Где-то в глубине души Федюнин понимал, что Вальцов безусловно прав, жизнь иногда такое из себя вывернет, что ни в какой закон ты это не втиснешь, ни под какую мерку не подгонишь… Но одно дело — понимать и совершенно другое — взваливать на себя вину за случившееся. Виски и шея у Федюнина начали предательски разогреваться, пощипывать.
— Как же со мной, что со мной будет? — ищуще пробежал он глазами по лицу Вальцева. — Я же не смогу там больше работать…
— Разумеется, — сухо отрезал Вальцев. — Разумеется, не сможешь. — Вальцев с нескрываемым сожалением глядел па суетившегося Федюнина; здесь придумать ничего нельзя было, с Федюниным все ясно; дело тут не в Федюнине, он такой не один, в номенклатурных кадрах все четче обрисовывается какой-то порочный круг. Когда-то каким-то образом поднялся человек на определенную высоту, и оттуда его уже невозможно убрать, захламит одно место, глядь, ему другое готово, почище и с большим окладом, лишь бы ушел он с миром, по собственному желанию, без скандала и жалоб в высшие инстанции. Чуть ниже им опуститься уже никак нельзя. Даже вот этот, неприязненно покосился Вальцев в сторону Федюнина, был прежде неплохим бухгалтером, сидел на своем месте в плановом отделе треста, а теперь… Точнее не скажешь — медный лоб.
— В Густищах никто не сможет, там черт знает что за народ. Какого-то Захара помнят, Дерюгин по фамилии, он у них еще до войны председателем был, а они его помнят, и как что — сразу тебе в рыло этим мифическим Захаром. Как же там работать? — говорил между тем Федюнин, — Может, его и не было, никакого Дерюгина? Так уж сложилось, сам ты лучше меня знаешь, Геннадий Михайлович. Растение, допустим, всегда оставляет земле больше, чем само из нее забирает. А у нас в сельском хозяйстве все наоборот… все подчистую забирают, а в обмен голый кукиш, даже и без прогорклой подмазки. При чем здесь какой-то Захар! Было бы хорошо, никто бы о нем и не вспомнил…

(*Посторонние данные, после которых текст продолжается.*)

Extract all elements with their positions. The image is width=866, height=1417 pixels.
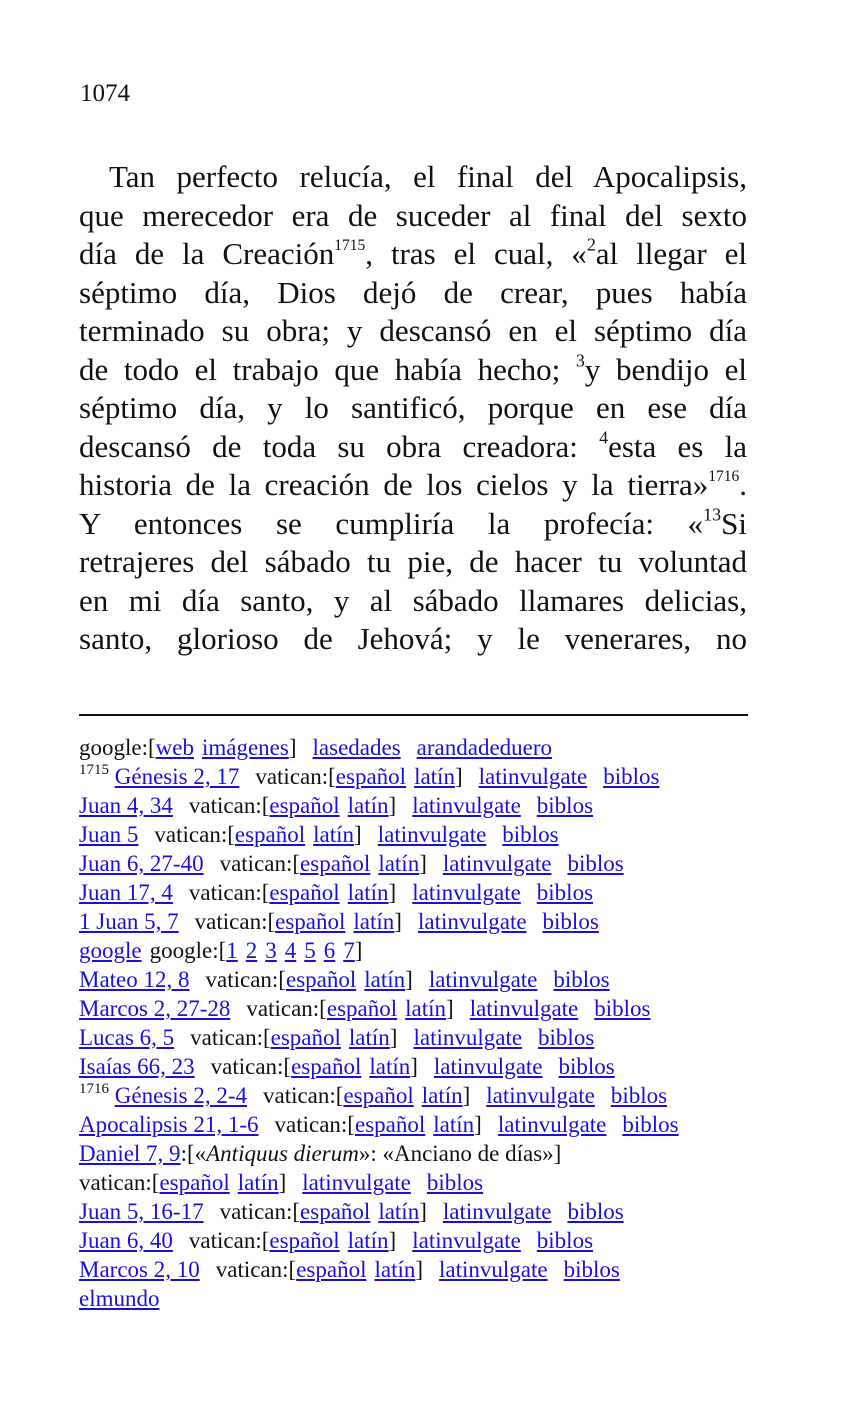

— Подожди, подожди, — заинтересованно блеснул глазами Вальцев, — сравненьице это сам придумал?
— Где уж мне! — Федюнин безнадежно махнул рукой, — В Густищах-то и наслушался…
— Ишь ты, любопытно, — последние слова Федюнина несколько остудили Вальцева; Федюнин сидел на краешке стула кособоко, сгорбившись, и было видно, что он совершенно потерян. Но помочь Федюнину на этот раз было бы уже совершенным преступлением, и поэтому Вальцев старался побыстрее закончить разговор, нетерпеливо поглядывая па телефон, тем более что нужно было торопиться на моторный, поездка эта тоже не из легких (крутой характер Чубарева был ему известен с довоенных лет), и Вальцев действительно уже не имел ни минуты времени; Федюнин понял и встал.
— Как же все-таки со мной, Геннадий Михайлович? — спросил он тихо.
— Подумаем. А такой Захар Дерюгин действительно был, ты этого зря недооценивал. Был он, понимаешь… и все тут, — сказал Вальцев, уже думая о другом, кого бы из самих густищинцев наметить там в председатели, может, того же Митьку Волкова… «А что? — даже несколько растерялся он от своей находки. — И очень даже толково может выйти…» Вальцев энергично, с удовольствием потер руки.
— Не понял, вы это мне? — голос у Федюнина сорвался.